Crave invaded Mac Expo at London's Kensington Olympia yesterday -- we checked out what Apple and its mates have to offer

Chris Stevens
2 min read

LaCie's gear was the most innovative at this year's Mac Expo in London's Kensington Olympia. These may look like the sort of arty trinket that Harajuku girls hang from their ears, but they're actually USB hard disks.

We also got an exclusive glimpse at the company's new installation artwork/accessory mash-up project the Hubbie.

We witnessed scores of Mac users shooting each other to bits in this virtual warzone. Now that Macs are based on Intel processors, the PC games market has become available through Apple's Boot Camp software. The kid on the far left was yelling, "Die pigs, die!"

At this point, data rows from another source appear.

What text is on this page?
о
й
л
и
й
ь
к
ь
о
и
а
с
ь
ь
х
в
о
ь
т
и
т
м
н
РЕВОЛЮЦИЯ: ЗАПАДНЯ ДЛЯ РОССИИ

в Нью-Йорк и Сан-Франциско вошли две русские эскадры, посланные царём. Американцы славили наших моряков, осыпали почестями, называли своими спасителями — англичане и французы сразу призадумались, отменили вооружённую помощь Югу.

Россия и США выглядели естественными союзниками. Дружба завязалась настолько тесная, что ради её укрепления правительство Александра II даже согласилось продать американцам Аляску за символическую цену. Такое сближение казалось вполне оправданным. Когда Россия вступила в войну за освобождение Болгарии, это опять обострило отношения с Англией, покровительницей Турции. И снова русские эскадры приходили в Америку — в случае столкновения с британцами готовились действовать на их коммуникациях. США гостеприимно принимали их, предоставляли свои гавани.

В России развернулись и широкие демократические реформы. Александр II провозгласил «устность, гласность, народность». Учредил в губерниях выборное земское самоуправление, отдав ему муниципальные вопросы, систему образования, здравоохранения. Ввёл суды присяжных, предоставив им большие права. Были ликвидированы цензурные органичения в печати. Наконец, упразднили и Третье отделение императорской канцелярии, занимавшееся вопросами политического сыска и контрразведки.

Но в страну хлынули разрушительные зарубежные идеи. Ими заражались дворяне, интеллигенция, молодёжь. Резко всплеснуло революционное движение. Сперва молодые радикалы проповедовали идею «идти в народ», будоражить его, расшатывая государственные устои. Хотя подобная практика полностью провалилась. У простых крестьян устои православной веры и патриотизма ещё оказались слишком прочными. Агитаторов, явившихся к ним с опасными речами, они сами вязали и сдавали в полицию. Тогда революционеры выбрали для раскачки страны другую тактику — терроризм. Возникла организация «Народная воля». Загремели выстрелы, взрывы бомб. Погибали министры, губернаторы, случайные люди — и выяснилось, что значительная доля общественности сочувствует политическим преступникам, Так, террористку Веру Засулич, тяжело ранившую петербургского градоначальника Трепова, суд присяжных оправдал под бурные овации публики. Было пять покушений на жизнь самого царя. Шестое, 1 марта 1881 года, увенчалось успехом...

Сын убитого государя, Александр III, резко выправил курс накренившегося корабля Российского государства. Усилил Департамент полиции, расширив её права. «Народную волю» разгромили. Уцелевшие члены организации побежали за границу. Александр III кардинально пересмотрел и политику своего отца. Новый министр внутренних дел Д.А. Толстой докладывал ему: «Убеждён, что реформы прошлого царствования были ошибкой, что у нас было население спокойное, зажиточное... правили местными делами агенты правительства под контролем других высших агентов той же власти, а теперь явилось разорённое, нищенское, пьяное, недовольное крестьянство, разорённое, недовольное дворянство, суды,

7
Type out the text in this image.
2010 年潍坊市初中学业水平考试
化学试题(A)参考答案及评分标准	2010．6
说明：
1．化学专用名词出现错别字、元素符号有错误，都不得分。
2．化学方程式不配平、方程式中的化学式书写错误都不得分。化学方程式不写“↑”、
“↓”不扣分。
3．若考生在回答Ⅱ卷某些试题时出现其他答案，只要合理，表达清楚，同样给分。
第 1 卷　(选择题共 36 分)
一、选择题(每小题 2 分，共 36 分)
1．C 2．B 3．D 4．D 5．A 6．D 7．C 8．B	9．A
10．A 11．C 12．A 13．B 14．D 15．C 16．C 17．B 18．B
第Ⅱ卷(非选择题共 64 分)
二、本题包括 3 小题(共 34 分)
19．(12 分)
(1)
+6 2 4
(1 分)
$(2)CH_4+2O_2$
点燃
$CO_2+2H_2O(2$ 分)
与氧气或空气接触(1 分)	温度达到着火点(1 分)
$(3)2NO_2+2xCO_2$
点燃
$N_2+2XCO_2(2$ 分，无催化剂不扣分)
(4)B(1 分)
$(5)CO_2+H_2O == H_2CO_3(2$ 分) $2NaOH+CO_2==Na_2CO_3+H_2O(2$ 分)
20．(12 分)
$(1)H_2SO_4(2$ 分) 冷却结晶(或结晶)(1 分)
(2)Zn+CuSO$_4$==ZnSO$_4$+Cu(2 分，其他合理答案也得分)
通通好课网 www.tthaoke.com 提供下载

The new 24-inch iMacs were as popular as ever. This Apple fan delighted in morphing her face into all kinds of strange forms using Apple's PhotoBooth software.

"Look at this iMac, don't you just want to lick it?" A MacUser staffer makes seductive gestures at yet more of the 24-inch iMacs that populated the show floor.

A sorry-looking bunch turned up to the Adobe presentation. Admittedly it was early in the morning, but one of those men in the front row is plainly asleep. Adobe demoed a bunch of new applications including the brilliant Lightroom -- a rival to Apple's Aperture. This a great tool for pro and semi-pro photographers to simulate the traditional darkroom.

Behind the Nikon stand, someone had cleverly satirised the sterotypical male photographer by paying a male photographer to take snaps of this girl draped over a motorbike. This is satire, right? 

Woah! nanos in the sky! There's one rule for advertisements in exhibitions like this: they simply cannot be too big.

Witness our PC editor (left) explaining to the guy on the Shure headphone stand that he has managed to snap the lead on a £420 pair of headphones.

The machine that really began it all, the beloved Macintosh 128k. This was introduced in January 1984 at the price of $2,495. MacUser had a bunch of ancient lovelies on show in the museum on its stand.

Google made a prominent appearance at the Expo -- the Google installation dwarfed all others. Google Earth was on display, and a bit of software called SketchUp, which really is worth taking a look at if you're into new 3D design paradigms (and, let's face it, who isn't?).

The Apple sweatshop (no, not that kind of sweatshop, you anti-capitalist). The Nike+iPod Sport Kit was demonstrated by athletes on the Nike stand where they worked up a dewy gleam listening to Razorlight on nanos as they jogged.